With its know-how, the Materials Engineering unit at Audi Quality Assurance supports material challenges across the entire process chain, from product creation to product testing.
Focused ion beam (FIB) – innovative analysis tool
In addition to conventional analysis techniques, such as light-optical microscopy, Audi’s materials experts also use scanning electron microscopes for analysis. These allow a significantly higher depth of analysis of the materials.
Scanning electron microscopy (SEM) provides high-resolution images of fracture surfaces or important insights into the concentration and distribution of chemical elements in the material being studied.
Materials Engineering has been using a focused ion beam (FIB) for four years now. This makes the brand with the four rings a pioneer among car manufacturers. The combination of an imaging scanning electron microscope and an ion gun as an abrasive tool makes it possible to create high-resolution, cross-sectional images of material systems.

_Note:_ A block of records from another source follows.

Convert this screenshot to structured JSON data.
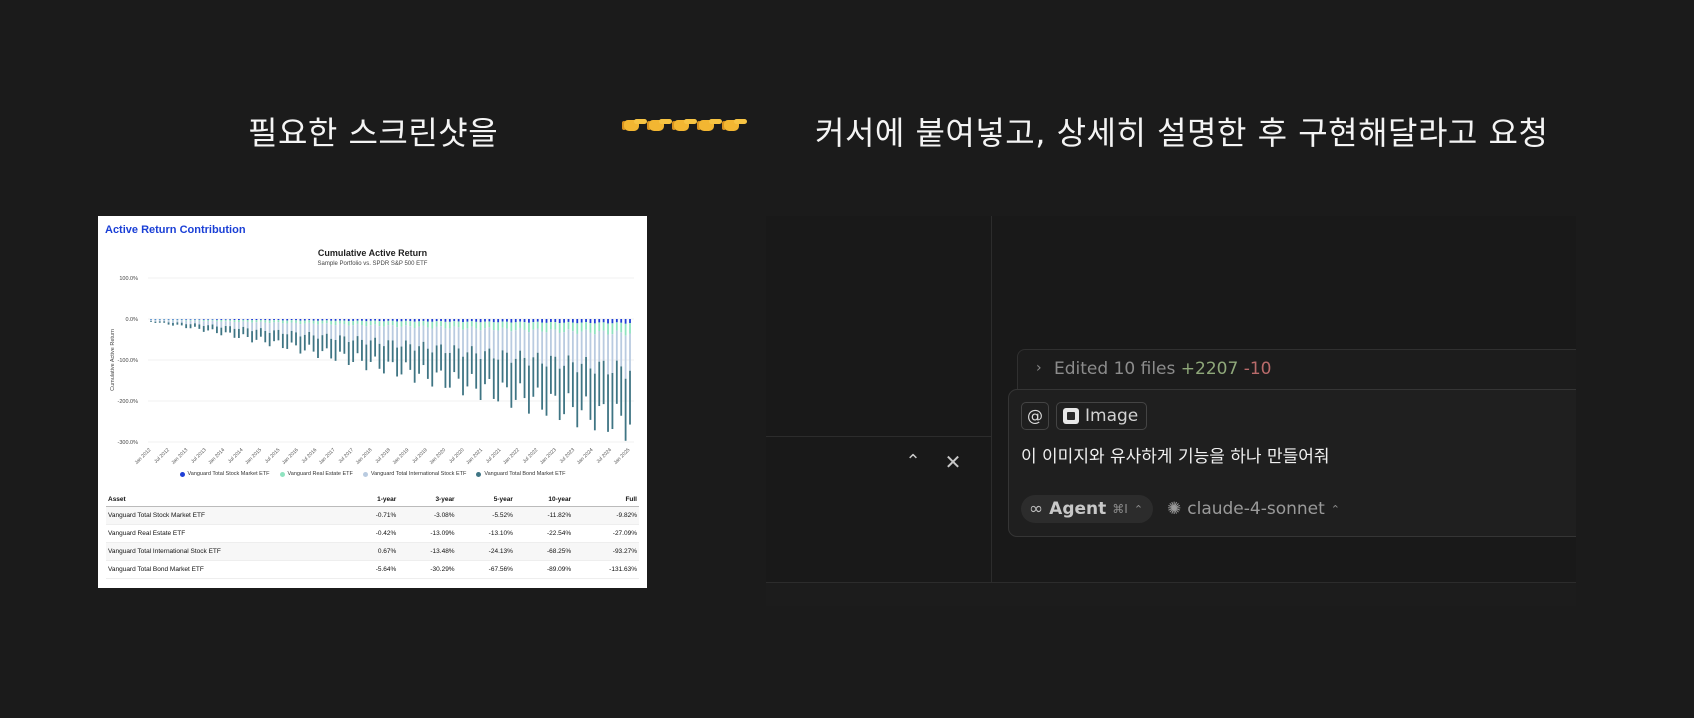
{
  "captions": {
    "left": "필요한 스크린샷을",
    "right": "커서에 붙여넣고, 상세히 설명한 후 구현해달라고 요청"
  },
  "pointer_icons": [
    "pointing-hand-icon",
    "pointing-hand-icon",
    "pointing-hand-icon",
    "pointing-hand-icon",
    "pointing-hand-icon"
  ],
  "report": {
    "card_title": "Active Return Contribution",
    "chart_title": "Cumulative Active Return",
    "chart_subtitle": "Sample Portfolio vs. SPDR S&P 500 ETF",
    "ylabel": "Cumulative Active Return",
    "table_headers": [
      "Asset",
      "1-year",
      "3-year",
      "5-year",
      "10-year",
      "Full"
    ],
    "table_rows": [
      [
        "Vanguard Total Stock Market ETF",
        "-0.71%",
        "-3.08%",
        "-5.52%",
        "-11.82%",
        "-9.82%"
      ],
      [
        "Vanguard Real Estate ETF",
        "-0.42%",
        "-13.09%",
        "-13.10%",
        "-22.54%",
        "-27.09%"
      ],
      [
        "Vanguard Total International Stock ETF",
        "0.67%",
        "-13.48%",
        "-24.13%",
        "-68.25%",
        "-93.27%"
      ],
      [
        "Vanguard Total Bond Market ETF",
        "-5.64%",
        "-30.29%",
        "-67.56%",
        "-89.09%",
        "-131.63%"
      ]
    ]
  },
  "chart_data": {
    "type": "bar",
    "title": "Cumulative Active Return",
    "subtitle": "Sample Portfolio vs. SPDR S&P 500 ETF",
    "ylabel": "Cumulative Active Return",
    "ylim": [
      -300,
      100
    ],
    "yticks": [
      "100.0%",
      "0.0%",
      "-100.0%",
      "-200.0%",
      "-300.0%"
    ],
    "ytick_values": [
      100,
      0,
      -100,
      -200,
      -300
    ],
    "x_tick_labels": [
      "Jan 2012",
      "Jul 2012",
      "Jan 2013",
      "Jul 2013",
      "Jan 2014",
      "Jul 2014",
      "Jan 2015",
      "Jul 2015",
      "Jan 2016",
      "Jul 2016",
      "Jan 2017",
      "Jul 2017",
      "Jan 2018",
      "Jul 2018",
      "Jan 2019",
      "Jul 2019",
      "Jan 2020",
      "Jul 2020",
      "Jan 2021",
      "Jul 2021",
      "Jan 2022",
      "Jul 2022",
      "Jan 2023",
      "Jul 2023",
      "Jan 2024",
      "Jul 2024",
      "Jan 2025"
    ],
    "stacked": true,
    "grid": true,
    "legend_position": "bottom",
    "series": [
      {
        "name": "Vanguard Total Stock Market ETF",
        "color": "#1f3fd6",
        "start": -1,
        "end": -10
      },
      {
        "name": "Vanguard Real Estate ETF",
        "color": "#8fe3c0",
        "start": -1,
        "end": -25
      },
      {
        "name": "Vanguard Total International Stock ETF",
        "color": "#b9cbe0",
        "start": -3,
        "end": -90
      },
      {
        "name": "Vanguard Total Bond Market ETF",
        "color": "#3f7584",
        "start": -2,
        "end": -130
      }
    ]
  },
  "editor": {
    "edited_prefix": "Edited 10 files",
    "edited_add": "+2207",
    "edited_del": "-10",
    "at_symbol": "@",
    "image_chip": "Image",
    "prompt": "이 이미지와 유사하게 기능을 하나 만들어줘",
    "agent_label": "Agent",
    "agent_shortcut": "⌘I",
    "model": "claude-4-sonnet"
  }
}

The functional principle of the focused ion beam: the gallium ion beam of the FIB first digs a hole invisible to the human eye into the material under investigation. An integrated scanning electron microscope then provides a high-resolution, cross-sectional view below the material surface. The typical cutting depths of 5 to 50 micrometers – with widths of 50 to 100 micrometers – are achieved after two to five hours of cutting time. A major advantage is that the experts can follow the cutting process live with the scanning electron microscope.
At the same time, compared with mechanical preparation methods like the creation of grinding patterns, the FIB offers the big advantage in the case of complex material combinations (e.g. hard, thin coating of soft substrates) of only leaving behind minimal preparation artifacts. This refers to changes of a distorting nature, such as those on interfaces which result from such preparation.
In addition to the typical analyses in the field of surface technology, such as anti-corrosion coatings and paints, Audi uses FIB technology for almost all automotive-relevant raw materials and material systems: metal, glass, ceramics, polymers and even leather.